Silverton General Manager Craig Cavileer said the Blue Diamond Road property has never before considered live poker games.

"As a way to draw customers, poker's not going to be extremely profitable if you're drawing 20 people," Cavileer said. "But if you can get 50? Then it's interesting."

The betting game's popularity with younger gamblers is particularly attractive, and is the reason the Silverton is seriously considering adding a small poker venue to its new Shady Grove lounge, with stylized tables and decor that would appeal to younger poker players, he said.

"It would be cool to take a hip design and offer poker in the lounge," Cavileer said. "There's an opportunity to draw the 25-to-35 (year-old) crowd."

The poker popularity boom has also fueled the city's poker tournament action.

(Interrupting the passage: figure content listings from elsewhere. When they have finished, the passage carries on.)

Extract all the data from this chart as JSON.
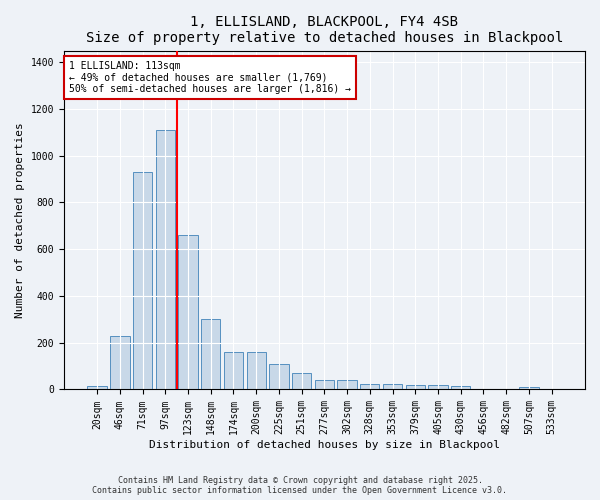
{
  "title1": "1, ELLISLAND, BLACKPOOL, FY4 4SB",
  "title2": "Size of property relative to detached houses in Blackpool",
  "xlabel": "Distribution of detached houses by size in Blackpool",
  "ylabel": "Number of detached properties",
  "categories": [
    "20sqm",
    "46sqm",
    "71sqm",
    "97sqm",
    "123sqm",
    "148sqm",
    "174sqm",
    "200sqm",
    "225sqm",
    "251sqm",
    "277sqm",
    "302sqm",
    "328sqm",
    "353sqm",
    "379sqm",
    "405sqm",
    "430sqm",
    "456sqm",
    "482sqm",
    "507sqm",
    "533sqm"
  ],
  "values": [
    15,
    230,
    930,
    1110,
    660,
    300,
    160,
    160,
    110,
    70,
    40,
    40,
    25,
    25,
    20,
    20,
    15,
    0,
    0,
    10,
    0
  ],
  "bar_color": "#c8d8e8",
  "bar_edge_color": "#5590c0",
  "red_line_x": 3.5,
  "annotation_text": "1 ELLISLAND: 113sqm\n← 49% of detached houses are smaller (1,769)\n50% of semi-detached houses are larger (1,816) →",
  "annotation_box_color": "#ffffff",
  "annotation_box_edge_color": "#cc0000",
  "ylim": [
    0,
    1450
  ],
  "yticks": [
    0,
    200,
    400,
    600,
    800,
    1000,
    1200,
    1400
  ],
  "background_color": "#eef2f7",
  "grid_color": "#ffffff",
  "footer": "Contains HM Land Registry data © Crown copyright and database right 2025.\nContains public sector information licensed under the Open Government Licence v3.0.",
  "title_fontsize": 10,
  "axis_label_fontsize": 8,
  "tick_fontsize": 7,
  "footer_fontsize": 6,
  "annot_fontsize": 7
}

Tournaments used to be thought of as a way to introduce players to the card rooms and as a way to draw business to the room's more lucrative cash games. Poker tournaments generally take a small cut out of each contestant's entry fee, while the rooms typically take at least a couple of bucks out of every single pot in live cash games.

But the WPT and the continuous rebroadcasts of Moneymaker's World Series triumph on ESPN have fueled incredible demand for poker tournaments, industry executives said.

The Orleans, the city's longstanding daily poker tournament king, offers two events every day -- one at noon, the second at 7 p.m.

Not only have entries for The Orleans' tourneys skyrocketed over the past year, with events that once drew less than 100 now regularly topping 200 entrants, but entry fees have gone up as well, meaning bigger prize pools and more money for the property.

About one year ago, Bellagio began holding a $540 entry tourney every Friday at 5 p.m., then the biggest buy-in for a regularly scheduled tournament in the city.

In February 2003, the events drew an average of 35 players.

Last February, they drew an average of 135.

To meet customer demand, Bellagio tournament boss Jack McClelland made the Friday event a $1,060 buy-in tourney, and started a new, $540 buy-in event at 1 p.m. on Wednesdays.

"We're getting an interesting mix of players," McClelland said, explaining what types of players are now entering tourneys and playing in casino poker rooms. "We're now getting some affluent businessmen, and young people in their 20s and 30s."

Bellagio's biggest tournaments, of course, are its signature World Poker Tour events, December's Five Diamond World Poker Classic and this month's Five-Star World Poker Classic, which culminates with the $25,000 buy-in WPT Championship.

Dalton and McClelland predict the WPT Championship will draw more than 300 entrants and have a prize pool of greater than $7 million, with an outside chance that the event could break the prize-pool poker tourney record set by last year's World Series of Poker.

"It's real reality TV," McClelland said. "If you pay the entry fee, you can play against the best poker players in the world, and if you win, you'll pocket a couple of million. It's not hard to sell."